Each session I anticipate proposals that can and will have an impact on our civil liberties, privacy, and open government rights.  One has been introduced as a bill already, DNA Familial.  The others on police intelligence gathering per the Minnesota Police Chiefs Association will be introduced as two bills, one as the same or similar to this bill, and another which the director of the Association did not have much detail on.  The bill which would deal with operational detail.
 1. Domestic Intelligence Gathering and Surveillance.
This bill would allow law enforcement to keep secret information on individuals who police think may commit a crime.  In proposals I have seen the data would be called criminal intelligence.  The threshold used to get into the intelligence file is reasonable suspicion.  There has been and will be sharp and direct discussion on this proposal.  Should government be collecting information on people who are law-biding in their secret files?  How are First Amendment activities protected from surveillance?  What information that has been public for decades in Minnesota no longer will be?  Who will the information be shared with?  What information that is now public will no longer be public and secret?  Many policy questions that need to be asked and answered with devil being in the details.

There had been a bill introduced 3 years ago in the Legislature.  It did not go anywhere.  Two years ago because of the GangNet database issue the Legislature created a work group to come up with recommendations.  Their report is here which was sent to the Legislature last year.  Information about the work group and detail information is on the BCA website.

As the headline states in a "Politics in Minnesota" news report on the intelligence proposal three years ago read:

"Criminal intelligence data or control files? New BCA proposal offers glimpse of major expansion in snooping"

With my years of lobbying and advocating on privacy and open government this piece of legislation in whatever form is introduced in my judgement if not done right could have the most serious ramifications for our states culture on privacy and open government and the civil liberties of Minnesotans.

2. Familial DNA
In the Star Tribune it was reported that Sheriff Stanek was interested to have a law to allow the use of familial DNA.  A KARE 11 piece also talked about it.

What it basically is as follows:  At a crime scene a DNA sample is collected.  The sample then is run through the DNA database to see if a match can be made to an individual.  Sometimes the match can be close to an individuals DNA in the data bank, but not enough as per DNA protocols for certainty. Suspicion could then be on the close relatives because another biological family member such as a son or non identical twin brother would very much nearly have the same DNA makeup.

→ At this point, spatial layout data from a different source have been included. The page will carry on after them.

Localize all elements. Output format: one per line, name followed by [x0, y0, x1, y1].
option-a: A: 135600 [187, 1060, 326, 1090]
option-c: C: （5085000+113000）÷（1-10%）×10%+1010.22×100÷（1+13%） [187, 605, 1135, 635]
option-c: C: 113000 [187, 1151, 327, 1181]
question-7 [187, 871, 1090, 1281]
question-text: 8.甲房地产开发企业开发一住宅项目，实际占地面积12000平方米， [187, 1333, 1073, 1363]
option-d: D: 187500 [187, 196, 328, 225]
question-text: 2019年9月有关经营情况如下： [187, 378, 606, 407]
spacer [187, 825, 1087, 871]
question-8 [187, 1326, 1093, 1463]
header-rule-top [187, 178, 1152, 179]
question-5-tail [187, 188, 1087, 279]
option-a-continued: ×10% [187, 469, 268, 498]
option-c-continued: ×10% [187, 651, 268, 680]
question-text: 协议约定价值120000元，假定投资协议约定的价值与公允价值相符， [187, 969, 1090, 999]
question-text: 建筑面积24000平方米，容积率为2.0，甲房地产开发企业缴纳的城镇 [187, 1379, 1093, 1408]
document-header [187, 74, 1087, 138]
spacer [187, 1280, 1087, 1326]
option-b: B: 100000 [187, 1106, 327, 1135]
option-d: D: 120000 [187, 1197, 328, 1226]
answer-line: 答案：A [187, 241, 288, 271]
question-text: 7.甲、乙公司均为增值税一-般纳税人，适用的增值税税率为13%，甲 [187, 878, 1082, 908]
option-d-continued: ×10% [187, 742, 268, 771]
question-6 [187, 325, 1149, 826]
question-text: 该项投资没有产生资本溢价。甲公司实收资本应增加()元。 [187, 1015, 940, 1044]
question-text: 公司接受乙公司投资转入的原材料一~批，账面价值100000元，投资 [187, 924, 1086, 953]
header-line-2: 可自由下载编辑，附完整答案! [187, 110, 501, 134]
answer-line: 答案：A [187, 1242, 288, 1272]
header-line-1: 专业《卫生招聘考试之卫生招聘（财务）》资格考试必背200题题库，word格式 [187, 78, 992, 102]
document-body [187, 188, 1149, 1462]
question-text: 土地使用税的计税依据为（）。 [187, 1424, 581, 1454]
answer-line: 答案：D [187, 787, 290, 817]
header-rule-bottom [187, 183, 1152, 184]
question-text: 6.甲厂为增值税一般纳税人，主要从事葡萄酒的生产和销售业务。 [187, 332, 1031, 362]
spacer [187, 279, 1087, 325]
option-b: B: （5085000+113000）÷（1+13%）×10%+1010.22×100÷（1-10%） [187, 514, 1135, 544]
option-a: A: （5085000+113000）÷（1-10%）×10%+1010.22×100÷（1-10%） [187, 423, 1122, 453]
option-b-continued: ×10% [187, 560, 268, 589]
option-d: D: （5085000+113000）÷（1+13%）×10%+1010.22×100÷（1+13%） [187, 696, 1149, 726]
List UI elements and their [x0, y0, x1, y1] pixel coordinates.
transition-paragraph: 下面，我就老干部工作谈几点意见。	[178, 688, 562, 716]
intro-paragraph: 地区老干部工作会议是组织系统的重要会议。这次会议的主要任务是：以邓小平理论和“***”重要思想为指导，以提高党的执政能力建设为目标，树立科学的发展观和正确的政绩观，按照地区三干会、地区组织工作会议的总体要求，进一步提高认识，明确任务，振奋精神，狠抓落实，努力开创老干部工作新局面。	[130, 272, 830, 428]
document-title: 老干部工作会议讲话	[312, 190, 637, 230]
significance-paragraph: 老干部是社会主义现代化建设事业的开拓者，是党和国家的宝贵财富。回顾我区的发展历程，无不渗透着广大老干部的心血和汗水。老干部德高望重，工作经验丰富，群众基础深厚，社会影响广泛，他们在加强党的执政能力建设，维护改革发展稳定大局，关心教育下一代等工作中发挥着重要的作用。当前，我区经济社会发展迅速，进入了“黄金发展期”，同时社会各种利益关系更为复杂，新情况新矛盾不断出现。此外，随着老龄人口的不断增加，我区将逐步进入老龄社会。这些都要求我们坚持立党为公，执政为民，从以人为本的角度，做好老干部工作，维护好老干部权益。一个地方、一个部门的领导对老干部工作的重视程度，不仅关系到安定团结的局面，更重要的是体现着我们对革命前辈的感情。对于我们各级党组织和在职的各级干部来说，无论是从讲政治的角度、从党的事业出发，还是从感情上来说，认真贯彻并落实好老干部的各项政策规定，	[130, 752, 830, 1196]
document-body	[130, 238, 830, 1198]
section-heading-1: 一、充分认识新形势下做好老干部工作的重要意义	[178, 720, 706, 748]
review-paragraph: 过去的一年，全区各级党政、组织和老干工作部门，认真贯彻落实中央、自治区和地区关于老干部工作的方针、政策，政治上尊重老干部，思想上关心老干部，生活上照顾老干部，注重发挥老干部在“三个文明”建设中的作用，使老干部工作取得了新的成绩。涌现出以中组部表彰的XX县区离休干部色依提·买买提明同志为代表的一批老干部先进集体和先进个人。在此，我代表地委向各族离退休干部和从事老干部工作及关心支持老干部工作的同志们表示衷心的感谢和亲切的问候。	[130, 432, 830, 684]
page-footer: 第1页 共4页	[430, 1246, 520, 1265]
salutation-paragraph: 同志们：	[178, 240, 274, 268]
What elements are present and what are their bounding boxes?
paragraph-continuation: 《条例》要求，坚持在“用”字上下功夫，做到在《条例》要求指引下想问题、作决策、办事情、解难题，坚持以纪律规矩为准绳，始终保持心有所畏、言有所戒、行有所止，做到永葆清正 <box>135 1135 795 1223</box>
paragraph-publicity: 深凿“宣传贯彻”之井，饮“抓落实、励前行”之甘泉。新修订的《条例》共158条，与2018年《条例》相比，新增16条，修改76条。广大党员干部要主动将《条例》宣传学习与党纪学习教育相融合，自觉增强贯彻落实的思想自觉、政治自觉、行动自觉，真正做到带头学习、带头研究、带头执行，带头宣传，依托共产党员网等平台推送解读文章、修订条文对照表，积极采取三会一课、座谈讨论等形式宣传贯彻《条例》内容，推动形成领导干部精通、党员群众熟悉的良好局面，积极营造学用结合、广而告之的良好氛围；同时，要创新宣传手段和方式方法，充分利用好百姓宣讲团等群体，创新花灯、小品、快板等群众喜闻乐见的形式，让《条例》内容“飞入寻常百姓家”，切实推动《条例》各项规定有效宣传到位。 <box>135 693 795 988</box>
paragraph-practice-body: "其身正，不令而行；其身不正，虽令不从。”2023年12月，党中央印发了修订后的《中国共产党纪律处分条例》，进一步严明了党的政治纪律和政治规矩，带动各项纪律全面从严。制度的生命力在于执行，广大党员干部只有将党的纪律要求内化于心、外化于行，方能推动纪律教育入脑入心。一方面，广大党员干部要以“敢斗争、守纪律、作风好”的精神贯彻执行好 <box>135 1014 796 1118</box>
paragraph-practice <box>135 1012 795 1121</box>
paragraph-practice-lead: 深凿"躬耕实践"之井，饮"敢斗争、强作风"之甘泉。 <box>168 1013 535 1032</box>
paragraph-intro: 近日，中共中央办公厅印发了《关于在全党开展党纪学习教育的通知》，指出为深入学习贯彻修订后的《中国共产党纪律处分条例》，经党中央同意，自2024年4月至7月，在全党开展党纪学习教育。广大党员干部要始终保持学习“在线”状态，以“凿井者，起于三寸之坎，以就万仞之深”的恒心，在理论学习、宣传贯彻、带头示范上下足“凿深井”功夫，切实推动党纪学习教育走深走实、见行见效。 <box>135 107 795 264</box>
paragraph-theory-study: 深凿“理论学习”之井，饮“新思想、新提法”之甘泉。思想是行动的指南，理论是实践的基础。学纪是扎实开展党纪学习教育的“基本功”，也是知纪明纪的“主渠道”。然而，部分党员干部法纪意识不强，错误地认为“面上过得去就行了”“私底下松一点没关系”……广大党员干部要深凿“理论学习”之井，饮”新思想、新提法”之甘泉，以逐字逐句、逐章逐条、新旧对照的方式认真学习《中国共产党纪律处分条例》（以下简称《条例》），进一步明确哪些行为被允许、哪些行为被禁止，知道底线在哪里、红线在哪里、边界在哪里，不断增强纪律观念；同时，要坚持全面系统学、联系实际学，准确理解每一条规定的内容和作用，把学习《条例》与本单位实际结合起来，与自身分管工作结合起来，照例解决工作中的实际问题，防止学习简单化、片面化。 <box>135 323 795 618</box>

There are civil liberty and privacy concerns with the proposal.  Very few states have done such DNA searches.  California being one of those few have rigorous guidelines and focus on specific situations.

The proposal poses Fourth Amendment questions.  Will an attitude be developed that there is guilt by your genes?  Will family members that are not in the states or local law enforcement DNA databases be confronted to give a sample posing due process questions.  Would a partial DNA match from a father be enough for a probable cause search warrant to ask for DNA samples from brothers, sons, and other close relatives.